In West Germany, the Basic Law of 1949 declared that men and women
were equal, but it was not until 1957 that the civil code was amended to
conform with this statement. Even in the early 1950s, women could be
dismissed from the civil service when they married. After World War II,
despite the severe shortage of young men that made marriage impossible
for many women, traditional marriage once again became society's ideal.
Employment and social welfare programs remained predicated on the male
breadwinner model. West Germany turned to millions of migrants or
immigrants--including large numbers of GDR refugees--to satisfy its
booming economy's labor requirements. Women became homemakers and
mothers again and largely withdrew from employment outside the home.
In the east, however, women remained in the workforce. The
Soviet-style system mandated women's participation in the economy, and
the government implemented this key objective by opening up educational
and vocational opportunities to women. As early as 1950, marriage and
family laws also had been rewritten to accommodate working mothers.
Abortion was legalized and funded by the state in the first trimester of
pregnancy. An extensive system of social supports, such as a highly
developed day-care network for children, was also put in place to permit
women to be both mothers and workers. Emancipated "from above"

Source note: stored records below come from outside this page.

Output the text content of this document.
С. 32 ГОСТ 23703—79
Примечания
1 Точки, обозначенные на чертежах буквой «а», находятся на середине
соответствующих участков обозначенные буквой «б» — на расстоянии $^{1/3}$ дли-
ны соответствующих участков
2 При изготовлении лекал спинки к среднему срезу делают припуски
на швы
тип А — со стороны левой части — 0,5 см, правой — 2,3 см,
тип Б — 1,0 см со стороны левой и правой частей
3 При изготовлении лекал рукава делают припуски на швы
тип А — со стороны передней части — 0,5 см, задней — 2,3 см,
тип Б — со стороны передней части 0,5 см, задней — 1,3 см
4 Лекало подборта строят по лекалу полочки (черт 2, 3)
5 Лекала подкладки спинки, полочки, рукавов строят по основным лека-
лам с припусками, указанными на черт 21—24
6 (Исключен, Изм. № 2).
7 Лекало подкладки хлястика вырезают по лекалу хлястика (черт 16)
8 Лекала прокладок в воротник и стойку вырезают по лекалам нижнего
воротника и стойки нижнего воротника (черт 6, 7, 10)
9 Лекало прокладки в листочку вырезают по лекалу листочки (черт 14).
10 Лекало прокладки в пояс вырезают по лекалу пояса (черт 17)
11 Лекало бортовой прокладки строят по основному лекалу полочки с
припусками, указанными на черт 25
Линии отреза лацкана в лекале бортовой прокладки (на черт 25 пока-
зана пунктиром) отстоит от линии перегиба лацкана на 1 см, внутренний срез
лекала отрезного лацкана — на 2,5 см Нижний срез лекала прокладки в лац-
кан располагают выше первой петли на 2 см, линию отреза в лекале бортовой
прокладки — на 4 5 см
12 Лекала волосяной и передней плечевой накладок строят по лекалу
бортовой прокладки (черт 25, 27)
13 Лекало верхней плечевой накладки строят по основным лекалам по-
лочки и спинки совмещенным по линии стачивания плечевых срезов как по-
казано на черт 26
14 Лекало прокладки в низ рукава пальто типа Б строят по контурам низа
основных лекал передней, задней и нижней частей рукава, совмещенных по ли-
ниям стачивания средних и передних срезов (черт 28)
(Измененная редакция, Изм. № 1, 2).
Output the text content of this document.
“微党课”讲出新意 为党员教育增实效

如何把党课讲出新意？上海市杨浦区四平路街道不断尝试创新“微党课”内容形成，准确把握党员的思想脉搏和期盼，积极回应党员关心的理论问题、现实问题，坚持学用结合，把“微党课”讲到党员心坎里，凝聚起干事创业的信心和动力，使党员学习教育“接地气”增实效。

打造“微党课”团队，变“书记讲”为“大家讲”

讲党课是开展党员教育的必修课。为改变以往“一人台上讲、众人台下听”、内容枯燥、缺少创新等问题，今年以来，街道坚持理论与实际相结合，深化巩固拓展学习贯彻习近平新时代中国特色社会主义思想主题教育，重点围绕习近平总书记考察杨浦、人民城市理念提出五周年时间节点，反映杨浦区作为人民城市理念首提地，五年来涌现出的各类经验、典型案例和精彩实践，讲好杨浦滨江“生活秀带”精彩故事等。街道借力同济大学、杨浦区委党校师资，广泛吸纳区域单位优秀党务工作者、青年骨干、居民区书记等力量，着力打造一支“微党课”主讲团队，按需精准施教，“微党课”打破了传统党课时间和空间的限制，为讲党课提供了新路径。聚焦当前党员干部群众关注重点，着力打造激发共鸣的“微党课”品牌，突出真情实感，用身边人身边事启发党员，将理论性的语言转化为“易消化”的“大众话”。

for economic and ideological reasons, women in the east entered
institutes of higher learning and the labor force in record numbers
while still maintaining the household. East Germany had to rely on women
because of its declining population; the situation was made more
critical by the fact that most of those fleeing to West Germany were
men.
Because of these developments, about 90 percent of East German women
worked outside the home. They made up about half the membership in the
two most important mass organizations of the former GDR--the Free German
Trade Union Federation (Freier Deutscher Gewerkschaftsbund--FDGB) and
the Free German Youth (Freie Deutsche Jugend--FDJ). In 1988 slightly
more than one-third of the membership of the ruling Socialist Unity
Party of Germany (Sozialistische Einheitspartei Deutschlands--SED)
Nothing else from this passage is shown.